Con ocasión de la Jornada Mundial de la Juventud - JMJ celebrada recientemente en Madrid, el Santo Padre quiso reunirse en el monasterio de “El Escorial” con los jóvenes profesores de las universidades españolas, llamándolos a ser difusores de la verdad, en circunstancias no siempre fáciles.
Recordó primeramente sus primeros pasos como profesor en la Universidad de Bonn, cuando todavía se apreciaban las heridas de la guerra y eran muchas las carencias materiales, cuando todo lo suplía la ilusión por una actividad apasionante, así como el trato con colegas de las diversas disciplinas y el deseo de responder a las inquietudes últimas y fundamentales de los alumnos.
La comunidad, “universitas”, de profesores y estudiantes debe buscar en conjunto la verdad en todos los saberes, pues como diría Alfonso X el Sabio, la Universidad es ese “ayuntamiento de maestros y escolares con voluntad y entendimiento de aprender los saberes”, los cuales deben ser “arraigados, edificados y firmes” pues apuntan a tener fundamentos sólidos para la vida.
La Universidad ha sido, y está llamada a ser siempre, la casa donde se busca la verdad propia de la persona humana y, encarna, pues, un ideal que no debe desvirtuarse ni por ideologías cerradas al diálogo racional, ni por servilismos a una lógica utilitarista de simple mercado, que ve al hombre como mero consumidor.
A veces se piensa que la misión de un profesor universitario sea hoy exclusivamente la de formar profesionales competentes y eficaces que satisfagan la demanda laboral en cada preciso momento, como lo exige nuestro Plan Nacional de Desarrollo 2010 – 2014 “Prosperidad para todos”; sin embargo, como profesores, Benedicto XVI nos recuerda nuestra importante y vital misión: ser estímulo y fortaleza para nuestros estudiantes, siendo personas abiertas a la verdad total en las diferentes ramas del saber, sabiendo escuchar y viviendo en su propio interior ese diálogo interdisciplinar; personas convencidas, sobre todo, de la capacidad humana de avanzar en el camino hacia la verdad.
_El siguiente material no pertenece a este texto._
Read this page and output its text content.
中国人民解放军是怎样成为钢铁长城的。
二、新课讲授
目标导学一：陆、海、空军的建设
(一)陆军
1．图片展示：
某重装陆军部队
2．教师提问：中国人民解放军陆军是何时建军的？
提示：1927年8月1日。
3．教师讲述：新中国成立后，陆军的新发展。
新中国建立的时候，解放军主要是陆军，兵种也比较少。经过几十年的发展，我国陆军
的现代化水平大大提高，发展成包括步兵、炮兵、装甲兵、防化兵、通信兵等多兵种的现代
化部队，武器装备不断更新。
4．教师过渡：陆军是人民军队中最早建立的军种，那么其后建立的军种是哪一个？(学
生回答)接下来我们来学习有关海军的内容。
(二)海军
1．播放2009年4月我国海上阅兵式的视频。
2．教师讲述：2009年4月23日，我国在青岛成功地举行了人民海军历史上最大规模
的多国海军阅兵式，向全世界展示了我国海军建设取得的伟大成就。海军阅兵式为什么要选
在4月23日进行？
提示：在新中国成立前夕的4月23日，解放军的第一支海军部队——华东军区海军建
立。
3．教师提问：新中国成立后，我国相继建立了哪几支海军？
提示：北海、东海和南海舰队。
Así las cosas, la enseñanza no debe ser una escueta comunicación de contenidos, sino una formación de jóvenes a quienes debemos comprender y querer, para suscitarles esa sed de verdad que poseen en lo profundo y ese afán de superación.
Como profesores, no debemos atraer a los estudiantes a nosotros mismos, sino encaminarlos hacia esa verdad que todos buscamos, con una vida colmada de sentido y fecunda en frutos, tanto de conocimiento como de fe. Eso se logra únicamente con coherencia de vida y pensamiento, es decir, con la ejemplaridad que se exige a todo buen educador.